Splitting TWC into a separate company apparently wasn’t good enough for investors, however. Time Warner CEO Jeff Bewkes said, “We’ve decided that a complete structural separation of Time Warner Cable, under the right circumstances, is in the best interests of both companies’ shareholders.”
No elaboration was provided on what the right circumstances might be.
Time Warner’s first-quarter results showed revenue growth in three of the five business segments. TWC led all five units in terms of revenue, revenue growth and operating income. Time Warner turned in a loss of $99 million, however, compared with a year-ago first-quarter loss of $105 million.

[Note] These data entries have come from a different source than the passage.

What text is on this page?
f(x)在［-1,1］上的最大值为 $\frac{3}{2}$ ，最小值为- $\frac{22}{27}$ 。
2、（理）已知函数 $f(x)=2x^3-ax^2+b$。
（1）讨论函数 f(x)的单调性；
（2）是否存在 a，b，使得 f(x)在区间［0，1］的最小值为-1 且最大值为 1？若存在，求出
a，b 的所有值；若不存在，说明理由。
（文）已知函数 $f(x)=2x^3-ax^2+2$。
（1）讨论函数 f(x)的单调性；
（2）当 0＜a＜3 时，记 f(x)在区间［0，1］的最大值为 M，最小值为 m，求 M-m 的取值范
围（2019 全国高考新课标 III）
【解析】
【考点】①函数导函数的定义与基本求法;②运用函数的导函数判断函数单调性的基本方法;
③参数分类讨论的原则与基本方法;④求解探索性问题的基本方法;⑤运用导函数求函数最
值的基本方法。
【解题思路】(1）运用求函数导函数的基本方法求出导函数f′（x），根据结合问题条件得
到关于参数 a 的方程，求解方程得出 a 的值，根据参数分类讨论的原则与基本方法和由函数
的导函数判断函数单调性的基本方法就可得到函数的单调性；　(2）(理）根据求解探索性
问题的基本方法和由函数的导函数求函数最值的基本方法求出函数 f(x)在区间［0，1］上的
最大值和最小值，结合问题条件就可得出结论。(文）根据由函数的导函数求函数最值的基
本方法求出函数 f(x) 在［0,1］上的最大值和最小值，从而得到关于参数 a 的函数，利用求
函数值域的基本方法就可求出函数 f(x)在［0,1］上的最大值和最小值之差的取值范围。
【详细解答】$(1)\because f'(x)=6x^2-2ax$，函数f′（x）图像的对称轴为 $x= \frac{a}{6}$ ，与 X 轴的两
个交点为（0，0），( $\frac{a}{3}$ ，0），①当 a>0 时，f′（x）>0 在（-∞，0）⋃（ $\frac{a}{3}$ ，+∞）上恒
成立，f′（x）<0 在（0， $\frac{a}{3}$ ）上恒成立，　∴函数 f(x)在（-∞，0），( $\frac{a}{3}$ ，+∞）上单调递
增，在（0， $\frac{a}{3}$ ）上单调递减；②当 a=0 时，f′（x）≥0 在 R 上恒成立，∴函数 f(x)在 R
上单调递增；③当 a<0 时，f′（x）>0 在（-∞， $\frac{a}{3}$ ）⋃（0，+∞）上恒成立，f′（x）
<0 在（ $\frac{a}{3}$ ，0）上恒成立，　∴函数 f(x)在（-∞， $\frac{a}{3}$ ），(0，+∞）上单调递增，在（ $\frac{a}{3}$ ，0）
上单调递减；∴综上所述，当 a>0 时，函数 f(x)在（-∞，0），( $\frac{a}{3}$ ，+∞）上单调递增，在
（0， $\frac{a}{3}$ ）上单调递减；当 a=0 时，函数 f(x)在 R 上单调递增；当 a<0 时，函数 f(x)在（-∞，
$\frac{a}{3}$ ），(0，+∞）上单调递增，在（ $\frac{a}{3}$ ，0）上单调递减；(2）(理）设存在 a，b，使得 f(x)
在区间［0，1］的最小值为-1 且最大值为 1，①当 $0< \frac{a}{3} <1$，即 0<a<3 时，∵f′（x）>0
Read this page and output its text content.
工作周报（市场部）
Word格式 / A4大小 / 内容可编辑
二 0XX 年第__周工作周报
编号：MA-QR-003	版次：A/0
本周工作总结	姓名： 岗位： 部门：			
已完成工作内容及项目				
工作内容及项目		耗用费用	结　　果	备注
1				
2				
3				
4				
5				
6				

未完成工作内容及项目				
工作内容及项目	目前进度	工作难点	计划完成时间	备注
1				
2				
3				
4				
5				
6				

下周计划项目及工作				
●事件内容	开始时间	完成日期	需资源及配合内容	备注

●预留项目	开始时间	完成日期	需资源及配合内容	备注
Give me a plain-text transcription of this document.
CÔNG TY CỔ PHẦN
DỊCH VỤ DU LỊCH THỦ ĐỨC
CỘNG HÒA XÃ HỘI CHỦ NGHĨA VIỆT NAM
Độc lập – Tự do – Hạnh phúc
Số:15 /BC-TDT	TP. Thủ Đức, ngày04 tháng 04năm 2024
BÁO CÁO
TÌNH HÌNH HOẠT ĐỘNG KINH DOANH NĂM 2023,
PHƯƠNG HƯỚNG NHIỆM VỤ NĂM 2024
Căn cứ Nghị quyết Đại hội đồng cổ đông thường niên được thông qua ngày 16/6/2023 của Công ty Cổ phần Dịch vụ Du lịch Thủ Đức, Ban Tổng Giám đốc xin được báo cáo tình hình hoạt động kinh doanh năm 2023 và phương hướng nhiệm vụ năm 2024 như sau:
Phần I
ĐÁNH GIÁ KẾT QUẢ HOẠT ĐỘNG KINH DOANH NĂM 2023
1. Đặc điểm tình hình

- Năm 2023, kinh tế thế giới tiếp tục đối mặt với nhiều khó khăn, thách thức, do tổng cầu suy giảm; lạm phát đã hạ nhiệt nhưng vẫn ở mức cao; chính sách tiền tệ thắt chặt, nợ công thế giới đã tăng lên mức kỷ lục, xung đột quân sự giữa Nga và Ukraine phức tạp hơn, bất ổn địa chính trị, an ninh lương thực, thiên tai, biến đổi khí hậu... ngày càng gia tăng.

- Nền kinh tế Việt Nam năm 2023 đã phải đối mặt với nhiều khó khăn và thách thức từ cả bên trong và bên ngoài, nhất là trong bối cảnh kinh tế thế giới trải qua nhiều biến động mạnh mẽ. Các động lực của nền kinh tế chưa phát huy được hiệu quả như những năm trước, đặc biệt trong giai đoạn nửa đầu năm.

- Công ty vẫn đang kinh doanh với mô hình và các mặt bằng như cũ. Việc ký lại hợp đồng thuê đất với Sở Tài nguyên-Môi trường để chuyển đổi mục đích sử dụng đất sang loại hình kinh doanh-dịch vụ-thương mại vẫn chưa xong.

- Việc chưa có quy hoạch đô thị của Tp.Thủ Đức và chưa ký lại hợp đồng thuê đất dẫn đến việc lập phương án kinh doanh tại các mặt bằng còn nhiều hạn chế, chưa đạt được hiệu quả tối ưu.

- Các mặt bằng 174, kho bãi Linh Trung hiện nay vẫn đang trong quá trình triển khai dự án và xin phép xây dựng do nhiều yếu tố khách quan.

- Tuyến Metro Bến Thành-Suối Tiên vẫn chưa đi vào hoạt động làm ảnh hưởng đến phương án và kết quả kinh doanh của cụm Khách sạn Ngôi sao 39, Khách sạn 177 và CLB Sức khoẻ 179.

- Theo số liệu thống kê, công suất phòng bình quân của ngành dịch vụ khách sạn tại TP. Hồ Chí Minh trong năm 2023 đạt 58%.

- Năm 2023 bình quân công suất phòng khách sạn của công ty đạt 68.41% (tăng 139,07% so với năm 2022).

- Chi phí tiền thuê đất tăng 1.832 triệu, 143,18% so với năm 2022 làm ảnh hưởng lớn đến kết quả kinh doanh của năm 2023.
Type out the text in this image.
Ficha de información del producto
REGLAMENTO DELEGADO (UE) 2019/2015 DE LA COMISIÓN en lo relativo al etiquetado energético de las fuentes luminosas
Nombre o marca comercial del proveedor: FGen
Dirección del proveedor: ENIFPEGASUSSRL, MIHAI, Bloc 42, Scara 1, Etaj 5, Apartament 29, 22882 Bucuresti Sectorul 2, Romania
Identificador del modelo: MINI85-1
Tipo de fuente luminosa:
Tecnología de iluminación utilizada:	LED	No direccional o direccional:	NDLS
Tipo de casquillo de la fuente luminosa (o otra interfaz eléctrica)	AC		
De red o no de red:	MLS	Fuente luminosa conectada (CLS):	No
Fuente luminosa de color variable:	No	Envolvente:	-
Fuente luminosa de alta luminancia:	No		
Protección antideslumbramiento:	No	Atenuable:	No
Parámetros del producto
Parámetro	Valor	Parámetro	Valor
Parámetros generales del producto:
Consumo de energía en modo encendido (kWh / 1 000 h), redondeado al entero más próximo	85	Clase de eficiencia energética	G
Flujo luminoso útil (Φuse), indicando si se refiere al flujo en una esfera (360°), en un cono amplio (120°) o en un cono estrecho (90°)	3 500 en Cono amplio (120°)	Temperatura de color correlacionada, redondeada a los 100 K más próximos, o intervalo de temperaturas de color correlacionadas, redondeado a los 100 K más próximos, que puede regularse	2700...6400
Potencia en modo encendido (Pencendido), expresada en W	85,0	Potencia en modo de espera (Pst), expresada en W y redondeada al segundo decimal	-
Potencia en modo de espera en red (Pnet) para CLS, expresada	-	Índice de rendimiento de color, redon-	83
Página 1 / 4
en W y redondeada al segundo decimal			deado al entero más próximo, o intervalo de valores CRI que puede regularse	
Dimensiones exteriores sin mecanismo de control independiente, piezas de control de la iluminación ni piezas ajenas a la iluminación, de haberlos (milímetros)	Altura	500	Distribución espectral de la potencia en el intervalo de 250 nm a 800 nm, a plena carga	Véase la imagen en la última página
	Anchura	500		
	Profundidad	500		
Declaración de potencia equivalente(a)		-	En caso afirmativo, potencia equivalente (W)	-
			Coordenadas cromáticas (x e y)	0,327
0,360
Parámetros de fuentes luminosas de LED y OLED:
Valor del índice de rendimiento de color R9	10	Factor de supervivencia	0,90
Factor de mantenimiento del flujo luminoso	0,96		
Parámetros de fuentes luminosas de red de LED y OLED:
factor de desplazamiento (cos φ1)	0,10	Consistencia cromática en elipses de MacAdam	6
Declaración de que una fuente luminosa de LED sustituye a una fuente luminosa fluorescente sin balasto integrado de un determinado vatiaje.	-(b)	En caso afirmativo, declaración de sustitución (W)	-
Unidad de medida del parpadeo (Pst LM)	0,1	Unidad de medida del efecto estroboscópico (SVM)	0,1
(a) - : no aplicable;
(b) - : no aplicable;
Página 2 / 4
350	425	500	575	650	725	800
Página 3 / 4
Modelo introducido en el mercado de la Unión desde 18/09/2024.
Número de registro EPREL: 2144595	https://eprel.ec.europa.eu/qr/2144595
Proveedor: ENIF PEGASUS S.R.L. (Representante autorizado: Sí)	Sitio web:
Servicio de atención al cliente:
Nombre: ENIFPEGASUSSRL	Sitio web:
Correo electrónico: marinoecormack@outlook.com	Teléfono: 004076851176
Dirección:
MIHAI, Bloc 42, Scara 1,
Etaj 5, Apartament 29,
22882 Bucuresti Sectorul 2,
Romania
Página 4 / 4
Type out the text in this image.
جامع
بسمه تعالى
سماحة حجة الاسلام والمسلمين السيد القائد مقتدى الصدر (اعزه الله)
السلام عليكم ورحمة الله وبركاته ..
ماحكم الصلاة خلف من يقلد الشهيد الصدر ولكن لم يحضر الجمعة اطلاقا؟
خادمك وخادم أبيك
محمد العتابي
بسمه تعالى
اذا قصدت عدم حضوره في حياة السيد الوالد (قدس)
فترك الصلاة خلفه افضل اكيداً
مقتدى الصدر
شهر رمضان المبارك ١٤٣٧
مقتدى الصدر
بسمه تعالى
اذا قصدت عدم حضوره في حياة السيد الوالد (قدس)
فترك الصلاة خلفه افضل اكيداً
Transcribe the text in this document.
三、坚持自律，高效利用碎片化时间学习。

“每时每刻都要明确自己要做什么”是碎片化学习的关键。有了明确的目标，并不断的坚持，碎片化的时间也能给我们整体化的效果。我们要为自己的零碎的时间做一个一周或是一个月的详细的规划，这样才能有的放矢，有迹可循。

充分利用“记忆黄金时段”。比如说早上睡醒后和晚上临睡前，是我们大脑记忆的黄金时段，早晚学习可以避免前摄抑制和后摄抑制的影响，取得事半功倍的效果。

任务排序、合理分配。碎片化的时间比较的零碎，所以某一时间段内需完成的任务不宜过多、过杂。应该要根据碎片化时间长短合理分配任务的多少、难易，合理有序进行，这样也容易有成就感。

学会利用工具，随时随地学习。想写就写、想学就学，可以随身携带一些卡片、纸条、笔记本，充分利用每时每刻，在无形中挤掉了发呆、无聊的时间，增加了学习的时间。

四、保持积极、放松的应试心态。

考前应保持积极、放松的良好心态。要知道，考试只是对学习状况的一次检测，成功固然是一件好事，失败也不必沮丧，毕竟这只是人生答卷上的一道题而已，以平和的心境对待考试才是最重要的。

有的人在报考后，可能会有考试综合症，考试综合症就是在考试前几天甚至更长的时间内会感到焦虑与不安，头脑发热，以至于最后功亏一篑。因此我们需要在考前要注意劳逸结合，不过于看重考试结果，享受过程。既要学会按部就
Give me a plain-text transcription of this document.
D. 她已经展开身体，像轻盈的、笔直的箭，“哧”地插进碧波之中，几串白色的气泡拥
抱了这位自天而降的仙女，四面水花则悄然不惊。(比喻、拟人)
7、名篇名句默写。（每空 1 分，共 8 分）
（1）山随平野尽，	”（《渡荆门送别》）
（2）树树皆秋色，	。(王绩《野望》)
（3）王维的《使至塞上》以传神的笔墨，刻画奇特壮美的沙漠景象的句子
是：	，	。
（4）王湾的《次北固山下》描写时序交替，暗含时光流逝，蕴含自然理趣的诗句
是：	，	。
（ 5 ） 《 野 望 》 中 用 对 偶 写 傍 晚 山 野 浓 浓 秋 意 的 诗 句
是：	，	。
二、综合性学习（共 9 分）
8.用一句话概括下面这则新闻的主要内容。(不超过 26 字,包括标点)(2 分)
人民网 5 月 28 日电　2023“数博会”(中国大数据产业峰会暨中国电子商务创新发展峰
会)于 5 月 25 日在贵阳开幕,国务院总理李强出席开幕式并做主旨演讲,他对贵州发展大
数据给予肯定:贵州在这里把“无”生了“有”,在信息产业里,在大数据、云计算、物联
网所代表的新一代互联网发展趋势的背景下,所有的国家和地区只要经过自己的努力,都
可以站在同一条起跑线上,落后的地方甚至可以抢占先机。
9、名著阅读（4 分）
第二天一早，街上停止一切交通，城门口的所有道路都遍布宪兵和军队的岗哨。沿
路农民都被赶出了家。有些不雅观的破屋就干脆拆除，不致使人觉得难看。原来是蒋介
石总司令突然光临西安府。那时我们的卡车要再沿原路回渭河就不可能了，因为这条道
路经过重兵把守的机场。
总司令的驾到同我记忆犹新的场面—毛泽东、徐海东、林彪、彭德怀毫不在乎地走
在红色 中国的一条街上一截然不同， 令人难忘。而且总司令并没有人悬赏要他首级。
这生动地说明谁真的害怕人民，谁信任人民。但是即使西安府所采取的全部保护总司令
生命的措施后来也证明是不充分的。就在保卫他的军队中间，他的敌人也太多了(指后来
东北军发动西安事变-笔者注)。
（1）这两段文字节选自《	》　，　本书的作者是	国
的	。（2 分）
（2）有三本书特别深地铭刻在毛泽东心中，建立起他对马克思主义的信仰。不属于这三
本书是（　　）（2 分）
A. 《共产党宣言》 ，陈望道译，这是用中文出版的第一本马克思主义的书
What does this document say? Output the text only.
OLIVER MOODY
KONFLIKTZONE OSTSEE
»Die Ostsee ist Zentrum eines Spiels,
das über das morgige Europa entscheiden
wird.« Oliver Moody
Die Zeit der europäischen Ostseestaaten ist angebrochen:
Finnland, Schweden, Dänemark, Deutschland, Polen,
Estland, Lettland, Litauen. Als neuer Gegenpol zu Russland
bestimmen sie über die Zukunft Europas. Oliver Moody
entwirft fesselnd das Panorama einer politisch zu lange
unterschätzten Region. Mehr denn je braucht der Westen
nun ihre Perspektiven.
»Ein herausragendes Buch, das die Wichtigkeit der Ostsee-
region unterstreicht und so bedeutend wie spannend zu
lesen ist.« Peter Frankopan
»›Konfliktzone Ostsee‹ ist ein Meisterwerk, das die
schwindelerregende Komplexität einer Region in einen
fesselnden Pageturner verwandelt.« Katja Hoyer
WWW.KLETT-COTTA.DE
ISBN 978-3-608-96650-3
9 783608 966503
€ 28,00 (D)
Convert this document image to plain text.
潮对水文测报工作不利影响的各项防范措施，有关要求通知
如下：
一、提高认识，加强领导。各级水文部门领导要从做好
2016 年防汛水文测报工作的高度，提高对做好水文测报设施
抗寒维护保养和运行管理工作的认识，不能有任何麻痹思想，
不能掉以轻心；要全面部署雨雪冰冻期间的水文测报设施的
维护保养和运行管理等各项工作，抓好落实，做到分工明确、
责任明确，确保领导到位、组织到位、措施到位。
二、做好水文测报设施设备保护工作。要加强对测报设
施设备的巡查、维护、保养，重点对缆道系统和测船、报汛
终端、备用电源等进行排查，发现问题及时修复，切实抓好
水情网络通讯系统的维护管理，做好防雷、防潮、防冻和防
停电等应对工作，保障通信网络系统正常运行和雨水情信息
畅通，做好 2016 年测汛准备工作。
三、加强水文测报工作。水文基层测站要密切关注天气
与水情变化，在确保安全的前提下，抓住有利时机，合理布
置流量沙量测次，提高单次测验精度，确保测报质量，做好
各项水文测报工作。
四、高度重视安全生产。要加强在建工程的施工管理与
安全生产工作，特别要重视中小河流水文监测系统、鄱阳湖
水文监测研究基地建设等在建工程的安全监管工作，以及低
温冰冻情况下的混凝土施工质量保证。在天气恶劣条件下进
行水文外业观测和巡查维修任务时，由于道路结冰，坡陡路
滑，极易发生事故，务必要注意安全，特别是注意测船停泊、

Time Warner’s AOL unit was the biggest drag on the bottom line. Investors are pressuring Time Warner to get rid of AOL, too, a dicier proposition given AOL’s ongoing shrinkage.
TWC was in clover for the quarter. Revenues grew 8 percent, or by $309 million, to $4.2 billion. Subscription revenues were up 8 percent, or $301 million, to $4 billion. Video revenues climbed 4 percent, or $99 million, to $2.6 billion, driven by continued growth in digital video services and video price increases, TWC said.
High-speed data revenues rose 11 percent, or $100 million, to $1 billion, fueled mainly by continued year-over-year residential high-speed data subscriber growth, according to the company. Voice revenues increased 39 percent, or $102 million, to $366 million, reflecting strong digital phone subscriber growth. Advertising revenues grew 4 percent, or by $8 million, to $197 million.
Revenue-generating units (RGUs) were up in all categories – with 896,000 net additions – to reach a total of 33 million RGUs. The company turned in its best quarterly basic video net gain – 55,000 – since the first quarter of 2006. Customer relationships totaled 14.7 million, with 96,000 net additions. Triple-play subscribers surpassed 2.6 million (or 18 percent of total customer relationships), benefiting from a record 247,000 net additions.
TWC CEO Glenn Britt said: “We generated very robust customer growth in the quarter, including net additions of nearly 100,000 customer relationships and 900,000 revenue-generating units. We also added a record number of triple-play customers, helping drive bundled penetration of customers who subscribe to two or more of our primary services to 50 percent of customer relationships.”
TWC said it stuck with its projection of 2008 full-year growth rate in revenues to be approximately 9 percent, and operating income to be up somewhere in the range of 9 percent to 11 percent.